Todd,
        The history of the ticket 8001197134 gave the problem statement. The 
Linux TCP/IP stack is receiving out of order packets delivery from even when 
the two host with Intel XL710 40 GE are connected directly back to back. The 
out of order packets triggers receiver side TCP/IP DUP ACK and cause the sender 
to go into fast retransmit state and kills throughput performance (especially 
as the end application of the 40GE is data transfer over 100Gbps WAN 
connections). The Dell  R620 servers are connected via two Intel E40GQSFPSR 
transceivers with a Tripp Lite N844-10M-12-P40GBase-SR4 MPO cable back-to-back.

Intel customer support doesn't think re-transmits dramatically impact 
throughput, alluding to improper socket buffering, and stated that out of order 
packets are counted in different statistics.  Intel customer support did not 
provide any numbers as what "dramatically impact" means nor how they are 
looking for socket buffering or out of order statistics. What does Intel expect 
in terms of XL710 throughput performance, how do you check for Intel NIC socket 
buffering  settings, and what out of order statistics?

Comparing "ethtool -S i40e1" before and after the iperf3 run does indicate 
multiple tx changes. Iperf3 was configured to run as a single thread, we 
expected the Intel NIC to handle a single flow in a single queue and not spread 
around over multiple queues. Can you explain the design why scheduling would 
impact a single flow?

We are also seeing similar behavior from Intel 10GE NIC in production across 
WAN links while other vendor's hardware do not exhibit this Out-Of-Order packet 
deliver.

-----Original Message-----
From: Fujinaka, Todd [mailto:todd.fujin...@intel.com] 
Sent: Wednesday, July 22, 2015 11:25 AM
To: Hu, Tan Chang; e1000-devel@lists.sourceforge.net
Cc: Naegle, John H
Subject: [EXTERNAL] RE: [E1000-devel] Intel Customer Support Service Request 
Management request # 8001197134

Can you restate your problem so we can start over on this issue?
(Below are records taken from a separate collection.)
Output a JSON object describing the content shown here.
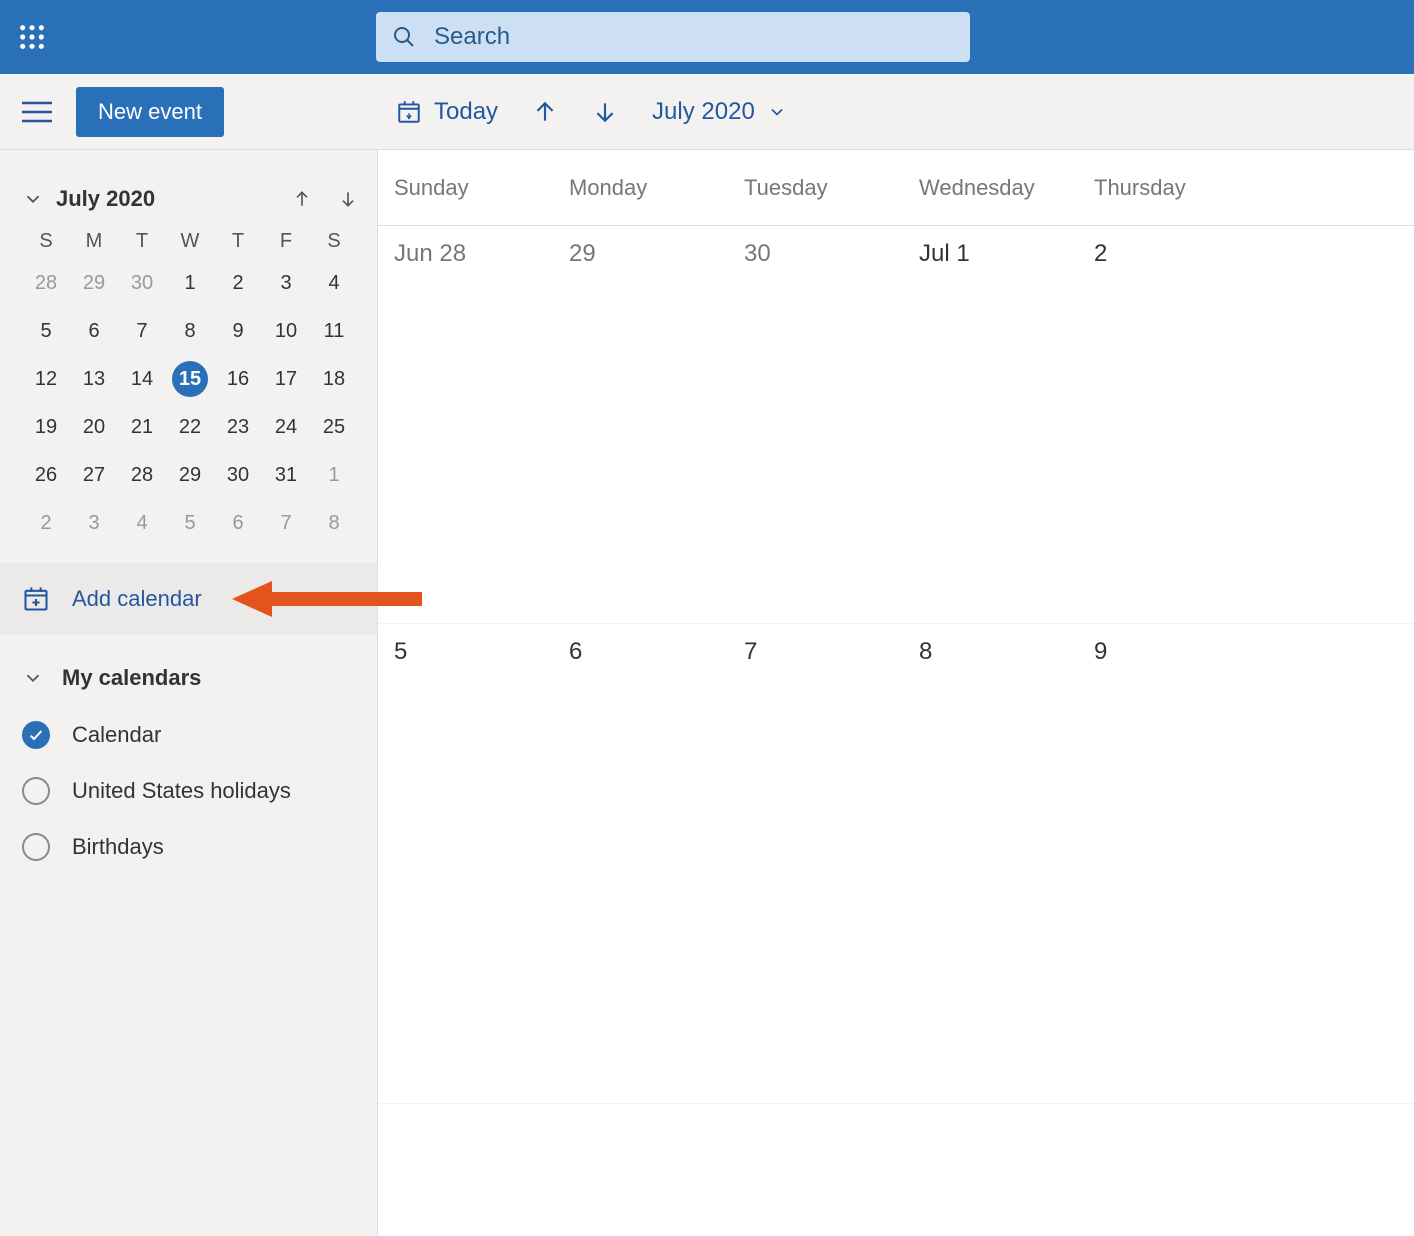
{
  "suitebar": {
    "search_placeholder": "Search"
  },
  "commands": {
    "new_event": "New event",
    "today": "Today",
    "month_label": "July 2020"
  },
  "mini_calendar": {
    "title": "July 2020",
    "dow": [
      "S",
      "M",
      "T",
      "W",
      "T",
      "F",
      "S"
    ],
    "weeks": [
      [
        {
          "d": "28",
          "other": true
        },
        {
          "d": "29",
          "other": true
        },
        {
          "d": "30",
          "other": true
        },
        {
          "d": "1"
        },
        {
          "d": "2"
        },
        {
          "d": "3"
        },
        {
          "d": "4"
        }
      ],
      [
        {
          "d": "5"
        },
        {
          "d": "6"
        },
        {
          "d": "7"
        },
        {
          "d": "8"
        },
        {
          "d": "9"
        },
        {
          "d": "10"
        },
        {
          "d": "11"
        }
      ],
      [
        {
          "d": "12"
        },
        {
          "d": "13"
        },
        {
          "d": "14"
        },
        {
          "d": "15",
          "selected": true
        },
        {
          "d": "16"
        },
        {
          "d": "17"
        },
        {
          "d": "18"
        }
      ],
      [
        {
          "d": "19"
        },
        {
          "d": "20"
        },
        {
          "d": "21"
        },
        {
          "d": "22"
        },
        {
          "d": "23"
        },
        {
          "d": "24"
        },
        {
          "d": "25"
        }
      ],
      [
        {
          "d": "26"
        },
        {
          "d": "27"
        },
        {
          "d": "28"
        },
        {
          "d": "29"
        },
        {
          "d": "30"
        },
        {
          "d": "31"
        },
        {
          "d": "1",
          "other": true
        }
      ],
      [
        {
          "d": "2",
          "other": true
        },
        {
          "d": "3",
          "other": true
        },
        {
          "d": "4",
          "other": true
        },
        {
          "d": "5",
          "other": true
        },
        {
          "d": "6",
          "other": true
        },
        {
          "d": "7",
          "other": true
        },
        {
          "d": "8",
          "other": true
        }
      ]
    ]
  },
  "add_calendar_label": "Add calendar",
  "my_calendars": {
    "heading": "My calendars",
    "items": [
      {
        "label": "Calendar",
        "checked": true
      },
      {
        "label": "United States holidays",
        "checked": false
      },
      {
        "label": "Birthdays",
        "checked": false
      }
    ]
  },
  "main_calendar": {
    "day_headers": [
      "Sunday",
      "Monday",
      "Tuesday",
      "Wednesday",
      "Thursday"
    ],
    "rows": [
      [
        "Jun 28",
        "29",
        "30",
        "Jul 1",
        "2"
      ],
      [
        "5",
        "6",
        "7",
        "8",
        "9"
      ]
    ]
  }
}
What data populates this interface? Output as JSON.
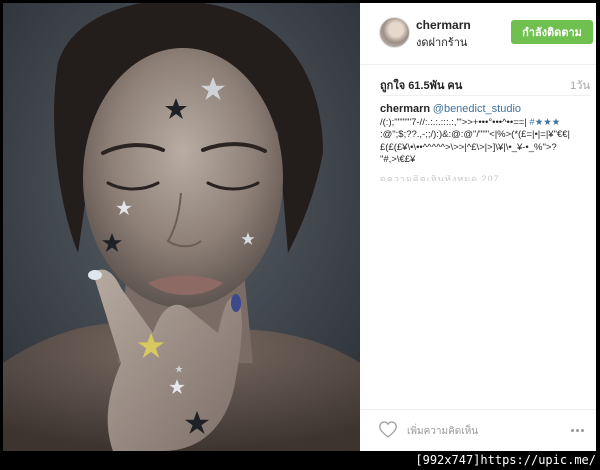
{
  "post": {
    "photo_alt": "portrait photo",
    "header": {
      "username": "chermarn",
      "location": "งดฝากร้าน",
      "follow_button": "กำลังติดตาม"
    },
    "likes": "ถูกใจ 61.5พัน คน",
    "time_ago": "1วัน",
    "caption": {
      "username": "chermarn",
      "mention": "@benedict_studio",
      "line1_text": "/(:);\"\"\"\"\"7-//:.:.:.:::.:,\"'>>+•••°•••^••==|",
      "line1_hash": " #",
      "line1_stars": "★★★",
      "line2": ":@\";$;??.,-;;/):)&:@:@\"/\"\"\"<|%>(*(£=|•|=|¥\"€€|",
      "line3": "£(£(£¥\\•\\••^^^^^>\\>>|^£\\>|>]\\¥|\\•_¥-•_%\">?",
      "line4": "\"#,>\\€£¥",
      "faded": "ดูความคิดเห็นทั้งหมด 207 รายการ"
    },
    "footer": {
      "comment_placeholder": "เพิ่มความคิดเห็น",
      "heart_icon": "heart-icon",
      "more_icon": "more-options-icon"
    }
  },
  "watermark": {
    "text": "[992x747]https://upic.me/"
  },
  "colors": {
    "follow_button": "#70c050",
    "mention": "#3f729b",
    "background": "#000000"
  }
}
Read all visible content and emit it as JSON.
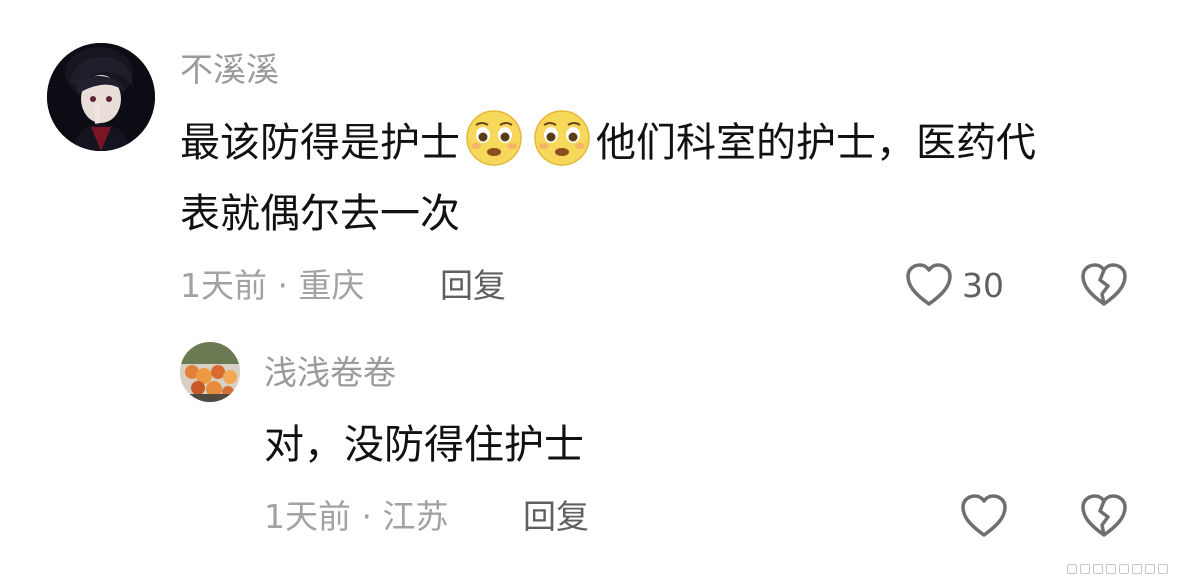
{
  "comment": {
    "username": "不溪溪",
    "content_part1": "最该防得是护士",
    "content_part2": "他们科室的护士，医药代",
    "content_line2": "表就偶尔去一次",
    "emoji_names": [
      "pleading-face-icon",
      "pleading-face-icon"
    ],
    "meta": "1天前 · 重庆",
    "reply_label": "回复",
    "like_count": "30"
  },
  "reply": {
    "username": "浅浅卷卷",
    "content": "对，没防得住护士",
    "meta": "1天前 · 江苏",
    "reply_label": "回复"
  },
  "colors": {
    "username": "#9a9a9a",
    "text": "#111111",
    "meta": "#a2a2a2",
    "icon": "#6f6f6f"
  }
}
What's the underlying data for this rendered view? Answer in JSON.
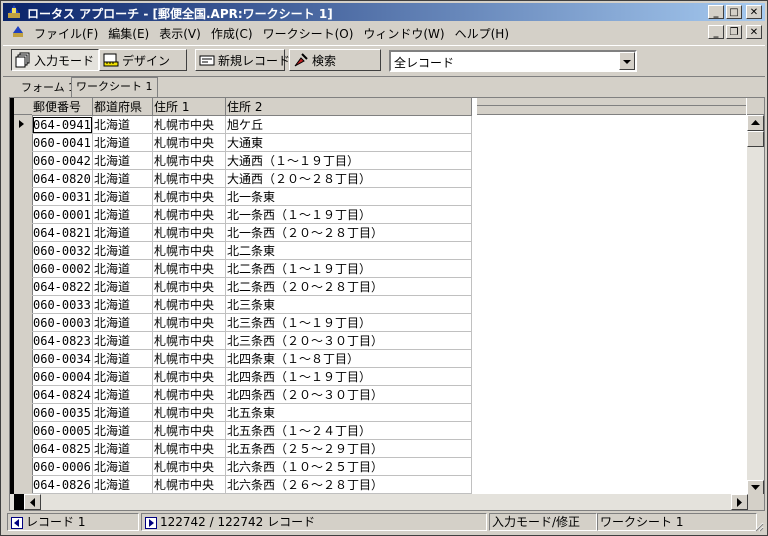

You may want 
to just start with a new subject line as well. From what I've heard from 
customer service, there was no issue and the case was closed but I haven't 
heard all the details at this time.

Another way to get help is to escalate this through your factory contact 
(whoever sold you whatever it is you're having problems with) and they can file 
a ticket in IPS.

My suggestion is to start over here with a problem statement and we can ask you 
for more details as we go. I'd also suggest filing a bug on sourceforge if you 
have attachments to send (inline in email is hard to read), but sourceforge is 
having issues at the moment.

Todd Fujinaka
Software Application Engineer
Networking Division (ND)
Intel Corporation
todd.fujin...@intel.com
(503) 712-4565

-----Original Message-----
From: Hu, Tan Chang [mailto:t...@sandia.gov] 
Sent: Wednesday, July 22, 2015 8:27 AM
To: e1000-devel@lists.sourceforge.net
Cc: Naegle, John H
Subject: [E1000-devel] Intel Customer Support Service Request Management 
request # 8001197134


Desr sir,


As per understanding from the last email from Intel support dated July 22, 
2015, the ticket 8001197234 has been passed on to the Intel driver development 
team. Please let us know if additional iformation, besides the previously 
submitted, are needed to resolve this issue.